Wind had exposed the roots of mesquite bushes, making them look convoluted and sinister. We skirted the valleys they grew in but were drawn to the shade of one plump specimen. I got out my knife and opened a can of tuna. Leaning on my elbow to drain the juice, I noticed tiny tracks leading under the bush. I crouched down to investigate and came face-to-face with a lizard. He swallowed, thin white shutters lowering over his eyes.

  • • •

  HAVING SPENT THE NIGHT AND MORNING DRENCHED in transfixing beauty, neither of us could stomach the thought of erecting our tent in the campground, so we gassed up and headed for more remote desert. After leaving Death Valley on a gravel road, we saw no other vehicles for the rest of the day. The only evidence of human habitation was a weathered-gray abandoned cabin perched all by itself on a smooth mountain slope. Intrigued, we hiked up to it and toed through broken glass and chunks of aqua plaster to look out a window onto an infinity of sandy-brown soil, uniformly small and equidistant sagebrush, and blue sky. The window frame had no glass in it, so nothing stood between us and the vibrant desert. Staring at the unlimited space fanned out before me, I felt magnified and ethereal, yet grounded, as if the house were my body and the window my eye sockets.
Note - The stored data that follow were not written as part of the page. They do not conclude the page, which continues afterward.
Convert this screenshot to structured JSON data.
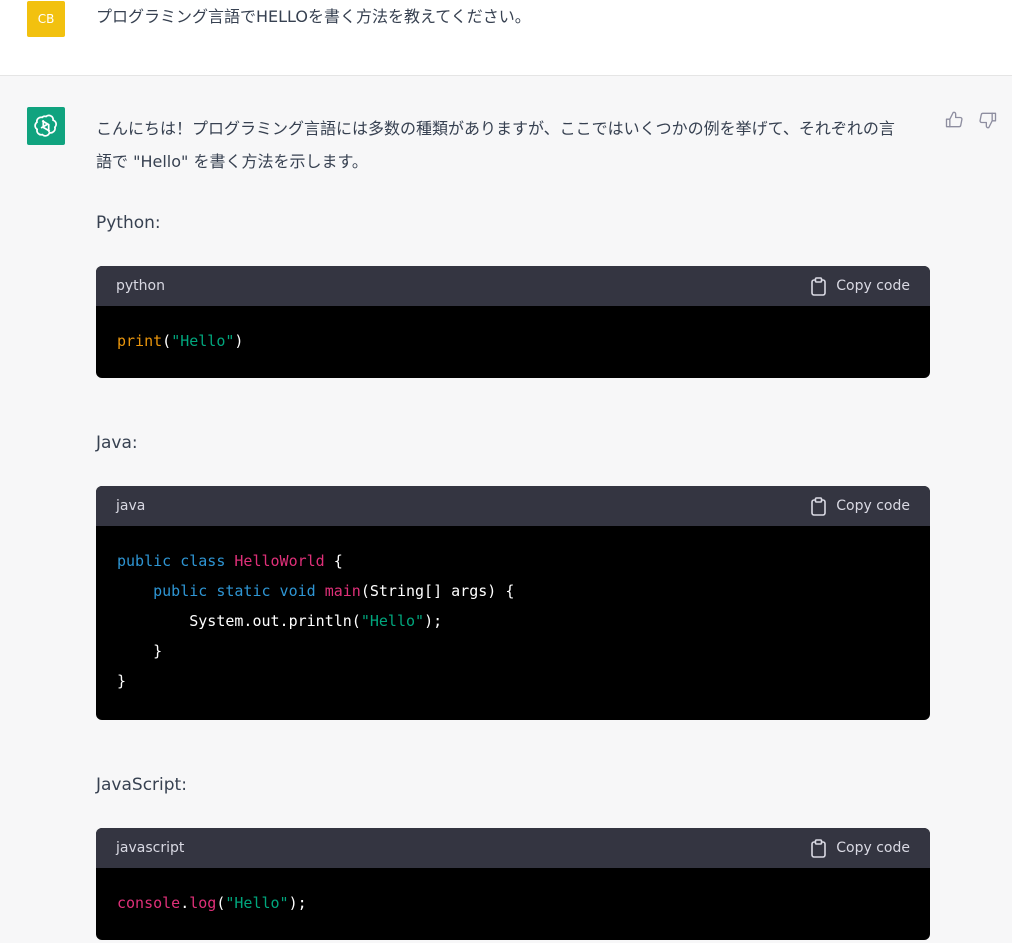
{
  "user_message": {
    "avatar_initials": "CB",
    "text": "プログラミング言語でHELLOを書く方法を教えてください。"
  },
  "assistant_message": {
    "avatar_icon": "openai-logo-icon",
    "intro_line1": "こんにちは！プログラミング言語には多数の種類がありますが、ここではいくつかの例を挙げて、それぞれの言",
    "intro_line2": "語で \"Hello\" を書く方法を示します。",
    "feedback": {
      "thumbs_up_icon": "thumbs-up-icon",
      "thumbs_down_icon": "thumbs-down-icon"
    }
  },
  "sections": [
    {
      "label": "Python:",
      "language": "python",
      "copy_label": "Copy code",
      "tokens": {
        "fn": "print",
        "open": "(",
        "str": "\"Hello\"",
        "close": ")"
      }
    },
    {
      "label": "Java:",
      "language": "java",
      "copy_label": "Copy code",
      "tokens": {
        "l1_kw": "public class ",
        "l1_cls": "HelloWorld",
        "l1_rest": " {",
        "l2_indent": "    ",
        "l2_kw": "public static void ",
        "l2_fn": "main",
        "l2_rest": "(String[] args) {",
        "l3_pre": "        System.out.println(",
        "l3_str": "\"Hello\"",
        "l3_post": ");",
        "l4": "    }",
        "l5": "}"
      }
    },
    {
      "label": "JavaScript:",
      "language": "javascript",
      "copy_label": "Copy code",
      "tokens": {
        "obj": "console",
        "dot": ".",
        "fn": "log",
        "open": "(",
        "str": "\"Hello\"",
        "close": ");"
      }
    }
  ],
  "colors": {
    "user_avatar": "#f2c10f",
    "assistant_avatar": "#10a37f",
    "code_header": "#343541",
    "code_body": "#000000",
    "string": "#00a67d",
    "keyword": "#2e95d3",
    "function": "#e9950c",
    "class": "#df3079"
  }
}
  I’d forgotten how enlivening it could feel, seeing clearly and far. Aridity frees light. It also unleashes grandeur. The earth here wasn’t cloaked in forest, nor draped in green. Green was pastoral, peaceful, mild. Desert beauty was “sublime” in the way that the romantic poets had used the word—not peaceful dales but rugged mountain faces, not reassuring but daunting nature, the earth’s skin and haunches, its spines and angles arching prehistorically in sunlight.